Sisi’s push for a peace process that would bring Israel to the table with the Palestinians and other Arabs thus has a foundation that incorporates Israel’s security needs. It also should give Abbas the confidence that any deal would have the support of the key Arab nations against the opposition of Hamas and others.

“I call again on the Palestinians to follow the greatest example of Egypt and Jordan and join us for direct negotiations,” Netanyahu said in welcoming Shoukry. “This is the only way we can address all the outstanding problems between us and turn the vision of peace based on two states for two peoples into a reality.”

Shoukry responded by emphasizing the desires of Palestinians and Israelis — the former to have a state based on the pre-1967 lines with a capital in East Jerusalem, the latter to live in peace and security.

“We greatly value the trust of both sides and the international community in our commitment to peace, stability and justice,” he said.

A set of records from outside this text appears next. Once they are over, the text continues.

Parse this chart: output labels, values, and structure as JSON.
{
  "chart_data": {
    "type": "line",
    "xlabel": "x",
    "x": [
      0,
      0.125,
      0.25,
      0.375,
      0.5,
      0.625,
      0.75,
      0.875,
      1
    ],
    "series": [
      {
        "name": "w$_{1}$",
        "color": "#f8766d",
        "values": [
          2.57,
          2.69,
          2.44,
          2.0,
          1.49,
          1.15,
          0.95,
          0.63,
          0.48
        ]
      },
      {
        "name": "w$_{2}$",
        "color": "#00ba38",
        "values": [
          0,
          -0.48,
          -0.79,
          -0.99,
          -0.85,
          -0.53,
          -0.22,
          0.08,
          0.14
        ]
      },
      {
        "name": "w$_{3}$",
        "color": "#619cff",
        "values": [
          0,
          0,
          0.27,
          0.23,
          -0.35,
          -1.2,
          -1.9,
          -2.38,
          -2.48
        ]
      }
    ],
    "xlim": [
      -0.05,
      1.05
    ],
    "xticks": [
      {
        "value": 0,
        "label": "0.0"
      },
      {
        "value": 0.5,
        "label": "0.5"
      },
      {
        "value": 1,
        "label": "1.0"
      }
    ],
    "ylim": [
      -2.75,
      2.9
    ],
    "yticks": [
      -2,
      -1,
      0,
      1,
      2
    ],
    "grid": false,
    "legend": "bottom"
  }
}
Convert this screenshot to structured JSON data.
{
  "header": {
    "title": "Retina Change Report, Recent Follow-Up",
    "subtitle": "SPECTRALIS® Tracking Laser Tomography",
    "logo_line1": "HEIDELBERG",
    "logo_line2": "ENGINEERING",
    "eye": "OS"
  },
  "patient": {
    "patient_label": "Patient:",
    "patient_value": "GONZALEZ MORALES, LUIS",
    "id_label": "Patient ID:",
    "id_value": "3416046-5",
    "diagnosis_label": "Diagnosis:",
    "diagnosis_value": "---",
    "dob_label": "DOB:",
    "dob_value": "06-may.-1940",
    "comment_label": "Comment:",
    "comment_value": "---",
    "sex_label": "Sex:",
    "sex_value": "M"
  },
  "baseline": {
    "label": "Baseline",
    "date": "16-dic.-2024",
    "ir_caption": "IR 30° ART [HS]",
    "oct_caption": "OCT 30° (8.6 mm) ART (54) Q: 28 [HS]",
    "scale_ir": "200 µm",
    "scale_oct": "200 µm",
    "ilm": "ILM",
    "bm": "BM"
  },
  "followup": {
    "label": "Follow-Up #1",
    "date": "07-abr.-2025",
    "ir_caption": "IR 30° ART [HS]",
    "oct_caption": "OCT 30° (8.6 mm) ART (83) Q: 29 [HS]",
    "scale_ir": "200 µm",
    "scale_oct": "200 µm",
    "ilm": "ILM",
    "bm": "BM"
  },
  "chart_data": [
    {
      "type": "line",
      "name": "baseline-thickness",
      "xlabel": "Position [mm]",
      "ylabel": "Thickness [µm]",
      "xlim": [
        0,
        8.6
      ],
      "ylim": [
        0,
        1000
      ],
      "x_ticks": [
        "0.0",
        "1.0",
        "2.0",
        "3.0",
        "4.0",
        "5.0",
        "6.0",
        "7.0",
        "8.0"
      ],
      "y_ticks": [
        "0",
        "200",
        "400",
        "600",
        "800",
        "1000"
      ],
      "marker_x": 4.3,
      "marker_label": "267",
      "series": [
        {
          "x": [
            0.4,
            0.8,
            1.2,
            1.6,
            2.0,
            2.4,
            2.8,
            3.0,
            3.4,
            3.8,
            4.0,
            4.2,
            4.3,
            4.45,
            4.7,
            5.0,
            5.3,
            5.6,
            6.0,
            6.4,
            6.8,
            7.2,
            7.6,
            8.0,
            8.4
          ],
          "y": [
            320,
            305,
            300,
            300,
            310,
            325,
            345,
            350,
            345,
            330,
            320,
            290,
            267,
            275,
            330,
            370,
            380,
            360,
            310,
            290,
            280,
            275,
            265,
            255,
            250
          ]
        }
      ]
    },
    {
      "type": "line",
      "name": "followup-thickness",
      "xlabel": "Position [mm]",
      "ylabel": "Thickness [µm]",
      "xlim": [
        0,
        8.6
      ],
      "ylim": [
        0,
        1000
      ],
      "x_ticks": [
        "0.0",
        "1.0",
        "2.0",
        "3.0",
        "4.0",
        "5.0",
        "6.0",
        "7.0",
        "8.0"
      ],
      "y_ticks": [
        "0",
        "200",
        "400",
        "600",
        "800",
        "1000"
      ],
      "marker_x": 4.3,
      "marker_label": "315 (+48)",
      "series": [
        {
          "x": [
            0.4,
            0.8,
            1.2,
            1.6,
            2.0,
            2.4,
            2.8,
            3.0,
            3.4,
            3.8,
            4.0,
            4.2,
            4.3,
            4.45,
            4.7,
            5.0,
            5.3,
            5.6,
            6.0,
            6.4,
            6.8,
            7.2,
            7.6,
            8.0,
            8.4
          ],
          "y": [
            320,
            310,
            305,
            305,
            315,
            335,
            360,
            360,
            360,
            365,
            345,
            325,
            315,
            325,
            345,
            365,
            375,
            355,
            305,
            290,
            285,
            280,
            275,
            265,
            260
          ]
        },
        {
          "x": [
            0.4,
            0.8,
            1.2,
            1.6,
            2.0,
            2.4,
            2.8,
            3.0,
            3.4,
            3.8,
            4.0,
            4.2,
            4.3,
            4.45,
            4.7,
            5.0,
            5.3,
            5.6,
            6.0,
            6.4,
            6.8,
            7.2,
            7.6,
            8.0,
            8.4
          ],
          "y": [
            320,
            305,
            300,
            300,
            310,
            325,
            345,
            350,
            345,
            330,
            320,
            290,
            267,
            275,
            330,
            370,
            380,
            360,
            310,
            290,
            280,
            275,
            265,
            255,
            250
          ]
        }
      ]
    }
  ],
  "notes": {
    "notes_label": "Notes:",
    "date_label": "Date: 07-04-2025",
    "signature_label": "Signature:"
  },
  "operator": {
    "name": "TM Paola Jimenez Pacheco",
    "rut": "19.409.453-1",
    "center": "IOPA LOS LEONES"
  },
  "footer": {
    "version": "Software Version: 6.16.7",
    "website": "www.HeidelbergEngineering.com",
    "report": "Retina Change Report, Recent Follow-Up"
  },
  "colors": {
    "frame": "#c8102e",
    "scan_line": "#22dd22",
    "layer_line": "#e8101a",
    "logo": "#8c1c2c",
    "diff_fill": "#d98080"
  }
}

“The vision of the two-state solution is not far-fetched,” Shoukry added, mentioning many ideas, including the Arab peace initiative, to make that solution a reality through a series of steps to build confidence.

“I would like to assure that Egypt’s commitment to supporting a just, comprehensive and sustainable resolution for the Palestinian-Israeli conflict and to supporting peace and security in the Middle East is a steadfast and unwavering commitment and that the Egyptian leadership is serious in its determination to provide all possible forms of support in order to achieve this noble goal,” he said.

Netanyahu did not blanch at the mention of the borders before the 1967 war or a sharing of Jerusalem. He didn’t say anything to counter or weaken what Shoukry said. He’s willing to talk about anything and everything, perhaps with the Egyptians as mediators, to make real progress toward a comprehensive peace.

Israel’s in. Egypt’s in. Now it’s up to Abbas to decide whether he wants to be bold and try to establish a legacy as a peacemaker or he wants to continue to cling to power, slander Israel, and wait for European Union or United Nations help that will never come.